Arts councils are always on the lookout for business financial assistance, and many local and national businesses have been very generous. But the arts themselves are a business that impacts our city.
Think about the audience. You can go to dinner and watch a show, whether it’s a play, a dance concert, a poetry reading, a symphonic concert, etc. Attending these types of events generates income for local businesses – restaurants, parking lots, hotels, retail stores and more. According to yet another study, the average arts attendee spends $ 24.60 per event on top of the cost of admission. Nationally, these audiences have provided $ 74.1 billion in valuable income to local traders and their communities.
Of course, the pandemic has taken its toll across the arts industry. The National Endowment for the Arts recently released new facts and figures showing the devastation that has taken place in the arts. In summary, in 2019, the unemployment rate for musicians was 1.1%, representing 3,000 professionals. In the third quarter of 2020, the rate rose to 27.1% and 56,000 professionals. With actors in 2019, the unemployment rate was 24.7% representing 11,000 professionals. In the third quarter of 2020, the rate rose to 52.3% and 28,000 professionals. And dancers and choreographers in 2019 had an unemployment rate of 10.7% or 3,000 professionals. In the third quarter of 2020, the rate rose to 54.6% and 8,000 professionals.

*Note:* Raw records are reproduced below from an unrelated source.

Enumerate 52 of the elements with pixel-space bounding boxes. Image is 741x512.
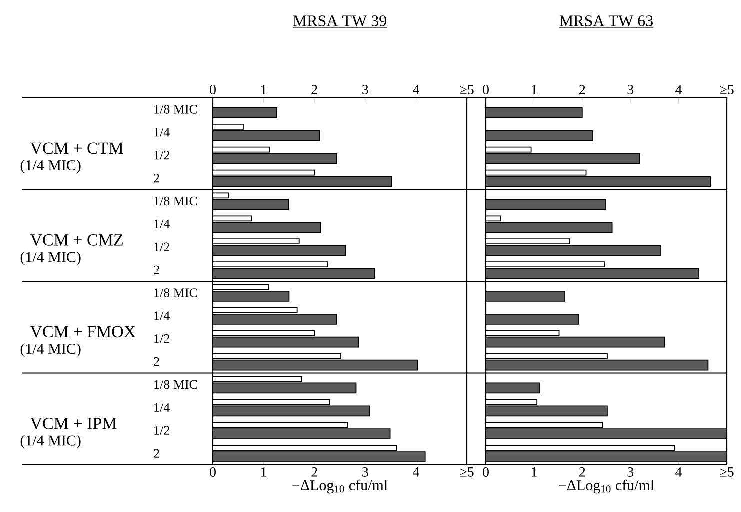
x-tick-label: 4 [412,468,420,477]
chart-title: MRSA TW 39 [293,16,386,26]
x-tick-label: ≥5 [460,468,474,477]
text: VCM + FMOX [30,326,136,338]
x2-tick-label: 1 [262,85,266,94]
x-tick-label: 1 [532,468,537,477]
chart-title: MRSA TW 63 [560,16,653,26]
y-tick-label: 1/2 [154,150,170,160]
x2-tick-label: 4 [676,85,682,94]
y-tick-label: 1/8 MIC [154,288,198,298]
x-tick-label: ≥5 [720,468,734,477]
x-tick-label: 0 [483,468,489,477]
y-tick-label: 1/4 [154,220,170,229]
x2-tick-label: ≥5 [460,85,474,94]
y-tick-label: 1/2 [154,426,170,435]
x-axis-title: −ΔLog$_{10}$ cfu/ml [292,480,388,494]
x2-tick-label: 2 [312,85,318,94]
y-tick-label: 1/8 MIC [154,196,198,206]
y-tick-label: 1/4 [154,403,170,412]
x-tick-label: 2 [312,468,318,477]
x2-tick-label: 1 [532,85,537,94]
y-tick-label: 2 [154,174,160,183]
x-tick-label: 1 [262,468,266,477]
x2-tick-label: 0 [483,85,489,94]
y-tick-label: 2 [154,266,160,274]
y-tick-label: 1/2 [154,334,170,344]
y-tick-label: 1/8 MIC [154,105,198,114]
text: VCM + IPM [30,418,117,430]
y-tick-label: 1/4 [154,128,170,137]
text: VCM + CMZ [30,234,123,246]
x2-tick-label: 2 [580,85,586,94]
x2-tick-label: ≥5 [720,85,734,94]
y-tick-label: 2 [154,449,160,458]
text: (1/4 MIC) [20,252,81,266]
y-tick-label: 2 [154,357,160,366]
y-tick-label: 1/2 [154,242,170,252]
x-tick-label: 0 [210,468,216,477]
x2-tick-label: 4 [412,85,420,94]
x-tick-label: 3 [628,468,634,477]
text: VCM + CTM [30,142,124,154]
x-tick-label: 2 [580,468,586,477]
x2-tick-label: 0 [210,85,216,94]
y-tick-label: 1/4 [154,312,170,320]
text: (1/4 MIC) [20,435,81,449]
y-tick-label: 1/8 MIC [154,380,198,390]
x-axis-title: −ΔLog$_{10}$ cfu/ml [559,480,654,494]
x-tick-label: 3 [362,468,368,477]
text: (1/4 MIC) [20,160,81,174]
x2-tick-label: 3 [362,85,368,94]
x2-tick-label: 3 [628,85,634,94]
x-tick-label: 4 [676,468,682,477]
text: (1/4 MIC) [20,344,81,358]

The NEA has many programs in place to help the arts and artists get back on their feet and finally things are starting to get better.
Locally, Ken Kranzberg and I are proud to be part of the Kranzberg Arts Foundation. Under the leadership of Executive Director Chris Hansen, the foundation has a unique vision to provide infrastructure and training for artists and arts organizations so that they can function professionally and operate in state-of-the-art facilities.
The arts are one of Saint-Louis’ greatest assets.
Nancy Kranzberg has been involved in the arts community for over forty years on numerous arts-related boards.